Controling a servo motor torque?

Hello everyone

I have a project for school and all I need is a way to control a servo motor torque? To be more clear what I am trying to do is have some kind of interface that you input a number and the servo will turn and stop at that certin torque. I know that this can be done using a current, but how I am going to control it? current sonsor? I am not good with writing Arduino programs, so an example code that can get me started would be great. I will be having a torque sensor as well to conform the toqure readings of the motor.

Thank you

Some details of, or a link to, your servo would be useful.

Regular hobby servos use their maximum torque to get to the commanded position. Normally you would choose a servo with sufficient torque to overcome any load it will be faced with. Otherwise you can’t rely on it getting to the commanded position.

I wonder if your objective is just to apply a certain torque whether you need a servo at all? Perhaps a simple geared DC motor would be more suitable?

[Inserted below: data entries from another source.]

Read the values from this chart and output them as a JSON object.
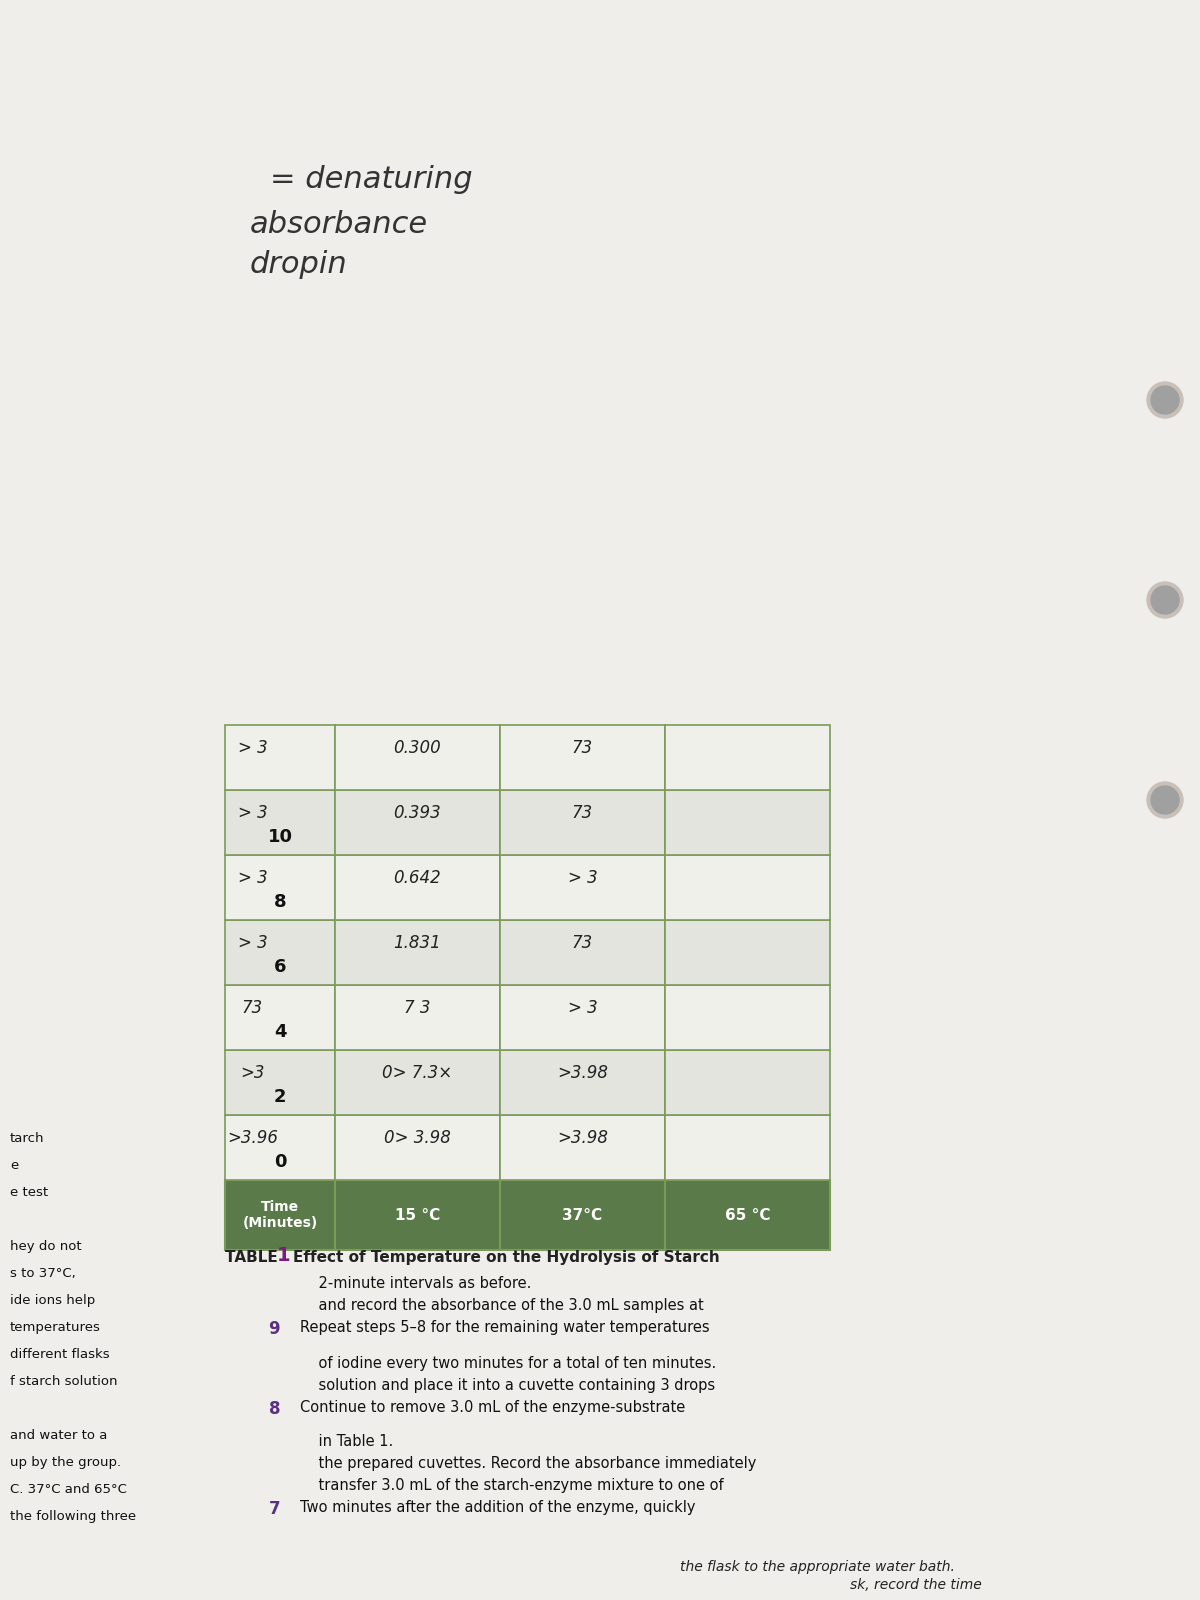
{
  "background_color": "#e8e4e0",
  "page_bg": "#f0eeeb",
  "title_text": "TABLE 1 Effect of Temperature on the Hydrolysis of Starch",
  "header_bg": "#5a7a4a",
  "header_text_color": "#ffffff",
  "row_bg_even": "#f5f5f0",
  "row_bg_odd": "#e8e8e2",
  "grid_color": "#7a9a5a",
  "col_headers": [
    "Time\n(Minutes)",
    "15 °C",
    "37°C",
    "65 °C"
  ],
  "rows": [
    [
      "0",
      ">3.96",
      "0> 3.98",
      ">3.98"
    ],
    [
      "2",
      ">3",
      "0> 7.3 ×",
      ">3.98"
    ],
    [
      "4",
      "73",
      "7 3",
      "> 3"
    ],
    [
      "6",
      "> 3",
      "1.831",
      "73"
    ],
    [
      "8",
      "> 3",
      "0.642",
      "> 3"
    ],
    [
      "10",
      "> 3",
      "0.393",
      "73"
    ],
    [
      "",
      "> 3",
      "0.300",
      "73"
    ]
  ],
  "instruction_lines": [
    "7  Two minutes after the addition of the enzyme, quickly",
    "    transfer 3.0 mL of the starch-enzyme mixture to one of",
    "    the prepared cuvettes. Record the absorbance immediately",
    "    in Table 1.",
    "8  Continue to remove 3.0 mL of the enzyme-substrate",
    "    solution and place it into a cuvette containing 3 drops",
    "    of iodine every two minutes for a total of ten minutes.",
    "9  Repeat steps 5–8 for the remaining water temperatures",
    "    and record the absorbance of the 3.0 mL samples at",
    "    2-minute intervals as before."
  ],
  "left_side_lines": [
    "the following three",
    "C. 37°C and 65°C",
    "up by the group.",
    "and water to a",
    "",
    "f starch solution",
    "different flasks",
    "temperatures",
    "ide ions help",
    "s to 37°C,",
    "hey do not",
    "",
    "e test",
    "e",
    "tarch"
  ],
  "handwritten_note": "dropin\nabsorbance\n= denaturing",
  "top_partial_lines": [
    "    the flask to the appropriate water bath.",
    "    sk, record the time"
  ],
  "note_numbers": [
    "10",
    "6",
    "8",
    "2"
  ]
}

I also suspect that reducing the voltage to the servo (tp reduce the torque) would interfere with its internal electronics. But I have never tried that.

…R

I will be having a torque sensor as well to conform the toqure readings of the motor.

What will you use as a torque sensor?

Here is a link to the motor:-
http://www.trossenrobotics.com/p/mx-106t-dynamixel-robot-servo.aspx

I will be using a torque sensor to just verify that the motor actully reached a specific torque.

The below link may have some info, Google for more.

http://www.pablogindel.com/informacion/the-arduinodynamixel-resource-page/

I think am on the right track, but still thinking about how am going to control a current for the motor to turn to a certin torque and stop?

how am going to control a current for the motor to turn to a certin torque and stop?

For typical hobby servo motor current is controlled by the servo H-briidge being pulsed by the servo's controller chip. The pulse durations are controlled by the difference between the servo current position and the servos commanded position.

What mechanical load are you going to attach to the shaft of your servo stepper motor?

If it is something like winding up the spring in an old clock, use your torque sensor to detect when the required torque has been reached and then stop the servo motor.

zoomkat: For typical hobby servo motor current is controlled by the servo H-briidge being pulsed by the servo's controller chip. The pulse durations are controlled by the difference between the servo current position and the servos commanded position.

That's a better way of saying what I was trying to get at in Reply #2

Archibald: What mechanical load are you going to attach to the shaft of your stepper motor?